Перед встречей с Тоболом Тура угомонилась, раздалась и несла теперь свои полные воды спокойно и степенно. Земля сделалась ровнее, горы остались позади. Березы пожелтели, осины зарделись, и солнце равнодушнее посматривало вниз, жалея теперь своего тепла. Ямские станции на Тобольском тракте встречались по-прежнему редко; заночевали у одной из них, в деревне Ярково в несколько дворов с дымокурами, где продымляли сыромять. Утром в зябко посеревшем небе показалась стая аистов, державшая путь на юг. Деревенские качали головами: что-то рановато, жди зимой злых холодов.

Тобол вольготно раскинулся вширь, легко и без напряга неся на себе многочисленные струги. Приняв в себя Тавду, он вскорости отклонился к северу и влился в сине-холодный Иртыш. Через час на взметнувшемся кверху правом берегу показались белокаменные стены с круглыми башенками, за которыми распласталась темная туча тайги, – Тобольск, столица Сибири.

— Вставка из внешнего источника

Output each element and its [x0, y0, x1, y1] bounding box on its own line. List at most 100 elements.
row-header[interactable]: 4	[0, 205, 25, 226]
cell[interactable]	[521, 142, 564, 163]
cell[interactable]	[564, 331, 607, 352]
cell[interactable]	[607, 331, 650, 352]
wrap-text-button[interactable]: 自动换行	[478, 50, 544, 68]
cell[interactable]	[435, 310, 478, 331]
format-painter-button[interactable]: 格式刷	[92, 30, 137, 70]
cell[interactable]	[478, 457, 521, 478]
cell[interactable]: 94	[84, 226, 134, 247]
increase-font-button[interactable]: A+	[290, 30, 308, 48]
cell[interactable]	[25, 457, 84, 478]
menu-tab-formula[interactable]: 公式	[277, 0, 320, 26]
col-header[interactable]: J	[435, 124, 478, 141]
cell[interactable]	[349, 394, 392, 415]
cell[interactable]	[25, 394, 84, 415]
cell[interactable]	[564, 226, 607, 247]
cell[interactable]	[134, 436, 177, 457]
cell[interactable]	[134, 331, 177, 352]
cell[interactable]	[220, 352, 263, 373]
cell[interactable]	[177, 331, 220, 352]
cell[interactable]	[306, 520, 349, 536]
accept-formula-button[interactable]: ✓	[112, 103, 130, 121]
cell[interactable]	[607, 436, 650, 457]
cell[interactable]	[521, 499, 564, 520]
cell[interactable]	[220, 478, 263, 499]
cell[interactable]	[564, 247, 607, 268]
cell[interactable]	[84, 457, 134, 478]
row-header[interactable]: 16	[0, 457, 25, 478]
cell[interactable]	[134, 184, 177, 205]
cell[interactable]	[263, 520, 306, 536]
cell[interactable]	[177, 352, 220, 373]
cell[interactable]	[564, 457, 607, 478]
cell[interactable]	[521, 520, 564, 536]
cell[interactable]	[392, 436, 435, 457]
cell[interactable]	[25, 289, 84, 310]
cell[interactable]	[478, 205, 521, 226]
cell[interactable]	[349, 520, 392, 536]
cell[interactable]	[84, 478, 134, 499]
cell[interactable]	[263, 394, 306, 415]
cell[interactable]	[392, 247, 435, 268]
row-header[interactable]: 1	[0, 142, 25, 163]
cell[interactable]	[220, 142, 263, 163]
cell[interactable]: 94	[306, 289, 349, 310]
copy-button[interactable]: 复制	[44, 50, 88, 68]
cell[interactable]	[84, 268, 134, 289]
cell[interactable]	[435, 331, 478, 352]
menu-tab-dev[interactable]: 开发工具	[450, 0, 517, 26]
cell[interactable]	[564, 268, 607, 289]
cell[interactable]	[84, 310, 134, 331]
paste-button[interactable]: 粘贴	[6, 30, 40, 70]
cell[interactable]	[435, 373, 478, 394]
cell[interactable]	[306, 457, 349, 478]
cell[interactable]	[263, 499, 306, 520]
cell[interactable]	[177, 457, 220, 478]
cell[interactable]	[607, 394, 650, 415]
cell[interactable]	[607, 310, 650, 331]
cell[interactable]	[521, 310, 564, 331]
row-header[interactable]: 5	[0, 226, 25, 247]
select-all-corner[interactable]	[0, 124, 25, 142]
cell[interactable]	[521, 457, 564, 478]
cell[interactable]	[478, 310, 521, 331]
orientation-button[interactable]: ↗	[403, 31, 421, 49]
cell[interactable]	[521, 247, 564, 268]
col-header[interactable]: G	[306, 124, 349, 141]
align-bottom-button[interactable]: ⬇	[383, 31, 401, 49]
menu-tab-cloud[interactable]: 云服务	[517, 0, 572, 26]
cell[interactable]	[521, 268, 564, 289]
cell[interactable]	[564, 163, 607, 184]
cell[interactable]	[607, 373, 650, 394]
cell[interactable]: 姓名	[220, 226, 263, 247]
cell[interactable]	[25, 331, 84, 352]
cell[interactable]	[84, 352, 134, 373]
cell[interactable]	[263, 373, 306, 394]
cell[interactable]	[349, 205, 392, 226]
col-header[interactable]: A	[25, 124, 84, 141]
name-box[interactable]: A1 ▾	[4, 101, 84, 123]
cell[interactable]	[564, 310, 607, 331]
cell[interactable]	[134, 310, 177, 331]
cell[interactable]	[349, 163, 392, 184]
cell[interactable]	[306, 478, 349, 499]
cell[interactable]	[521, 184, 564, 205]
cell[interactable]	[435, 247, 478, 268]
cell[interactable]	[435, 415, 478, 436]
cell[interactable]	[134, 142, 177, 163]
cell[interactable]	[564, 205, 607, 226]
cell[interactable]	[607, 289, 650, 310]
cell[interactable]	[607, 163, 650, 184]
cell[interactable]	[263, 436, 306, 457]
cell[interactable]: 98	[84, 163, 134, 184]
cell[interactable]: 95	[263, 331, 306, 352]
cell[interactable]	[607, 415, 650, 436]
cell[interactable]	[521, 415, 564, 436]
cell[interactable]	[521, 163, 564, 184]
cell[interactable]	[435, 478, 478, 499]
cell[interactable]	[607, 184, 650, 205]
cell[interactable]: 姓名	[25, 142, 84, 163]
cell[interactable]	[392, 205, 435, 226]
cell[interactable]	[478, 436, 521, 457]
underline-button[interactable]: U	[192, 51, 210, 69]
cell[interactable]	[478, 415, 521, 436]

Всего два года назад сибирским губернатором был Михаил Владимирович Долгоруков, двоюродный брат Алексея Григорьевича. В прошлом году все Долгоруковы – и Михаил, и брат его Василий, фельдмаршал, и Василий Лукич, царский посол, – собрались в Москве: затевались дела великие, нужно было держаться вместе, стоять друг за дружку. И если б так случилось, если б не перегрызлись Владимировичи с Григорьевичами, так бы им на Москве и оставаться. Что ж, что государь помер, царствие ему небесное, невеста-то жива. Да что невеста – почитай, жена. Тогда уж всем было видно, что ходит она сам-друг, и ни для кого не тайна, чей приплод. После императора Петра Алексеевича Второго была бы императрица Екатерина Алексеевна Вторая, только и всего. Так нет! Испугались, что брат всю власть в руки заберет, им не оставит. Василий Владимирович уперся: покуда есть побеги от корня царского, им вся преференция. Забыл, видать, как в Соликамской-то куковал! А братец-то его, прежде чем сибирским губернатором стать, послан был в Сибирь под караулом; и кто его из беды вызволил, государев гнев унял? Двоюродный дед Яков Федорович Долгоруков. Вот как раньше друг за дружку-то стояли! А эти, нынешние, – кондиции составили, думали, что племянница Петра Великого будет в их руках вроде воску мягкого. Насмотрелись порядков в Швеции да в Польше, возомнили, что и у нас такое возможно. Сам Василь Лукич к ней в Митаву побежал, подписать заставил. А отчего ж не подписать? Ей ведь, Анне-то Ивановне, лишь бы в Москву попасть да корону на себя примерить, а как попала да осмотрелась, так враз кондиции-то и изодрала. Кто ж от власти безраздельной откажется. Бумага – она все стерпит. Подмахнула указ – и стал Василь Лукич сибирским губернатором, а на другой день шварк – и поезжай, друг Василь Лукич, на Соловки, да под караулом! А ты, Михаил Владимирович, – не в Казань, а в дальние деревни! И благодари Бога за брата твоего, который один из вас мне верный оказался, сам на себя ярмо надел. Ничего-о, Василь Владимирович, ужо и твою жизнь в клочки изорвут! Ты ведь этой квашне курляндской всегда напоминать будешь, кто она такова есть да откуда взялась, а ей сейчас о том поскорее забыть хочется…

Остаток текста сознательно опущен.